Covalent modification of the enzyme

Answer 32

active and inactive form of the enzyme are interconverted by covalent modification of their structures which are catalysed by other enzymes. This type of regulation consists on the addition and elimination of some molecules which can be attached to the enzyme. The most important groups that work as modificators are phosphoryl, methyl, uridyl, adenylyl and adenosine diphosphate ribosyl. These groups are joined to or eliminated from the protein by other enzymes.
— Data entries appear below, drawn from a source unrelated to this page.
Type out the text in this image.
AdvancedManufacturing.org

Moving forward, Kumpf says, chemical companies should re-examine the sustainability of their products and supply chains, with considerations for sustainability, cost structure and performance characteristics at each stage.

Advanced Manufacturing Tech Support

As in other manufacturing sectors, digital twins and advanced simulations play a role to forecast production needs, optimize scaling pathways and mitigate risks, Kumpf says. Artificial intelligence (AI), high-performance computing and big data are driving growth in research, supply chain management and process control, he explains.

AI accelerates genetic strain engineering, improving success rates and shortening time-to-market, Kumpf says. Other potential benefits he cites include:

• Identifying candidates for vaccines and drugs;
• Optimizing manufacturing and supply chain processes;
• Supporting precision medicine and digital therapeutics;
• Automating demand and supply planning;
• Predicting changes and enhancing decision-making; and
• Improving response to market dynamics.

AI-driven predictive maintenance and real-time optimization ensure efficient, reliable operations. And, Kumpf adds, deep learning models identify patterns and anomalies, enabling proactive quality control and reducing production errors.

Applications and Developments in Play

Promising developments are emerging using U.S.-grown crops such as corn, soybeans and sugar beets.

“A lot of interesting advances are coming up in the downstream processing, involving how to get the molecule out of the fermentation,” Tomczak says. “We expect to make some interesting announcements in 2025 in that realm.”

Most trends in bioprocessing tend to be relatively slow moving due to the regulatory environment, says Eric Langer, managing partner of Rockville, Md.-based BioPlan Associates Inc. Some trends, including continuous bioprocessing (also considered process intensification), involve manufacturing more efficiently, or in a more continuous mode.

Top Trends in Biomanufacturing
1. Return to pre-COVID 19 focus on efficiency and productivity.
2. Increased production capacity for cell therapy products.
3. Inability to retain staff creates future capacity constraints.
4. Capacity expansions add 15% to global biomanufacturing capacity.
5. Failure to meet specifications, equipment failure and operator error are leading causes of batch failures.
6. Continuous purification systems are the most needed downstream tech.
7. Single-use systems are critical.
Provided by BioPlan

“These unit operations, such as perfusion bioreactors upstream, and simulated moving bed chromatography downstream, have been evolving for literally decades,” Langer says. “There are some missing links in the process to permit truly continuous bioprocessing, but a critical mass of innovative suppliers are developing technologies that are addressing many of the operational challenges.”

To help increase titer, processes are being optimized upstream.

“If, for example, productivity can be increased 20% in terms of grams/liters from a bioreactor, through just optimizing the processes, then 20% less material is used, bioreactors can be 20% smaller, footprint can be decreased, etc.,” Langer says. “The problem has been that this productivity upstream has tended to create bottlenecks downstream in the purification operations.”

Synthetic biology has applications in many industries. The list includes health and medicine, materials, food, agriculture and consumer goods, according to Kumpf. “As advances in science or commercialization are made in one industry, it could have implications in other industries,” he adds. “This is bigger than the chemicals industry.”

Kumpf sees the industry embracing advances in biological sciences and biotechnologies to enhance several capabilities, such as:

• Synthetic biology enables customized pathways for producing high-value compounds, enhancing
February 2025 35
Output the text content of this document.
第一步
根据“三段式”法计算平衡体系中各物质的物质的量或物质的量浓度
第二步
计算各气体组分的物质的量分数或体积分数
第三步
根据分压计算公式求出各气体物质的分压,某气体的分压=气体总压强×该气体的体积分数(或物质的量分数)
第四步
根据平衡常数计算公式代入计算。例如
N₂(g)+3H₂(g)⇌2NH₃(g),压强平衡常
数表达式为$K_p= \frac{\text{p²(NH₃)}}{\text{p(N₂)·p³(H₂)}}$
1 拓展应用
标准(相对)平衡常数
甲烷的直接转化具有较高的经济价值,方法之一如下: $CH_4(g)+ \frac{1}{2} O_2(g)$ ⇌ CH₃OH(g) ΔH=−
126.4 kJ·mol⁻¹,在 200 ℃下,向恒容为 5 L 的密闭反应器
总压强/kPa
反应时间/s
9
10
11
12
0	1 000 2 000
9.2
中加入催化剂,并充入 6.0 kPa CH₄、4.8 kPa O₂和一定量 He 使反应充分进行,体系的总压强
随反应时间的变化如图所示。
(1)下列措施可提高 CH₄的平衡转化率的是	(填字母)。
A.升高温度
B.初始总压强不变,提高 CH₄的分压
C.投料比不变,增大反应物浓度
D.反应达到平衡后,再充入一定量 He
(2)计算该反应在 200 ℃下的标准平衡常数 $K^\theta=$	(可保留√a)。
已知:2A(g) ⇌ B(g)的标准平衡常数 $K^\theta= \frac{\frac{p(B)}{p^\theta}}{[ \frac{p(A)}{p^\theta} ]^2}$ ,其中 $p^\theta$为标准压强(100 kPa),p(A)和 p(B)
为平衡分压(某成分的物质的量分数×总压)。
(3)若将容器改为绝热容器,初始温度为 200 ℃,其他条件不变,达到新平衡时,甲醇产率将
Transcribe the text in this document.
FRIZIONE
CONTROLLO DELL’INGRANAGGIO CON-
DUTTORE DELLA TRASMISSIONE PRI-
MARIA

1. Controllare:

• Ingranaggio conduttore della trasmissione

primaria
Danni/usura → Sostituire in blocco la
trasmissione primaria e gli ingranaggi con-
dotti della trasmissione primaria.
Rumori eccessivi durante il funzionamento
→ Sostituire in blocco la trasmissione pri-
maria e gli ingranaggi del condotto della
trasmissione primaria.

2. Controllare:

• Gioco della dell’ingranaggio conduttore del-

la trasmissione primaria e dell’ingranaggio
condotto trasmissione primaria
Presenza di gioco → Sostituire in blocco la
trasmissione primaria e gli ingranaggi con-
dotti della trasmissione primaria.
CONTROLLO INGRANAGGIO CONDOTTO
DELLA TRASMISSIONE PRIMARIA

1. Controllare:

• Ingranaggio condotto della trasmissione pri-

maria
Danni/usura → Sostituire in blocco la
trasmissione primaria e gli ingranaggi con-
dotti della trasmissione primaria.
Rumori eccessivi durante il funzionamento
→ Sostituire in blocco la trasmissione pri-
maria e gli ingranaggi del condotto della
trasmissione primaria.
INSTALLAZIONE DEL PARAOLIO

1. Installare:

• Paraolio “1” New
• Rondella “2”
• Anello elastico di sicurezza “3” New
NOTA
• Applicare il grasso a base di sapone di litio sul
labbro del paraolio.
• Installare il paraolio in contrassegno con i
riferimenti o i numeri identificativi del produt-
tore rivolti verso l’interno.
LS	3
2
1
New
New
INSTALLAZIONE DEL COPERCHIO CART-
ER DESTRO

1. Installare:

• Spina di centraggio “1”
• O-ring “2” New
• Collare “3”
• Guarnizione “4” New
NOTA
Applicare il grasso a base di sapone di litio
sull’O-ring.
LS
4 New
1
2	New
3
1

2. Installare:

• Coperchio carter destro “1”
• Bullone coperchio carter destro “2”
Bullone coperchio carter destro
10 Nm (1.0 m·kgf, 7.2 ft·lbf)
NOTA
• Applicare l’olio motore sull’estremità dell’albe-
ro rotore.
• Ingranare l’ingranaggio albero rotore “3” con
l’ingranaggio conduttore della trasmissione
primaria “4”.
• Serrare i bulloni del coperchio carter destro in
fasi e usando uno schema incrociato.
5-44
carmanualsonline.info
The most remarkable covalent modification is phosphorylation.

Question 33

Binding of another regulatory protein

Answer 33

the binding of another protein regulates the activity of the enzyme

Question 34

Proteolytic cleavage of the enzyme

Answer 34

Some enzymes need to go through a maturation process to be activated. A precursor (inactive state, better known as zymogen) is first synthesized, and then, by cutting some specific peptide bonds (enzymatic catalysis by hydrolytic selective split), its 3D conformation is highly modified into a catalytic functional status, obtaining the active enzyme.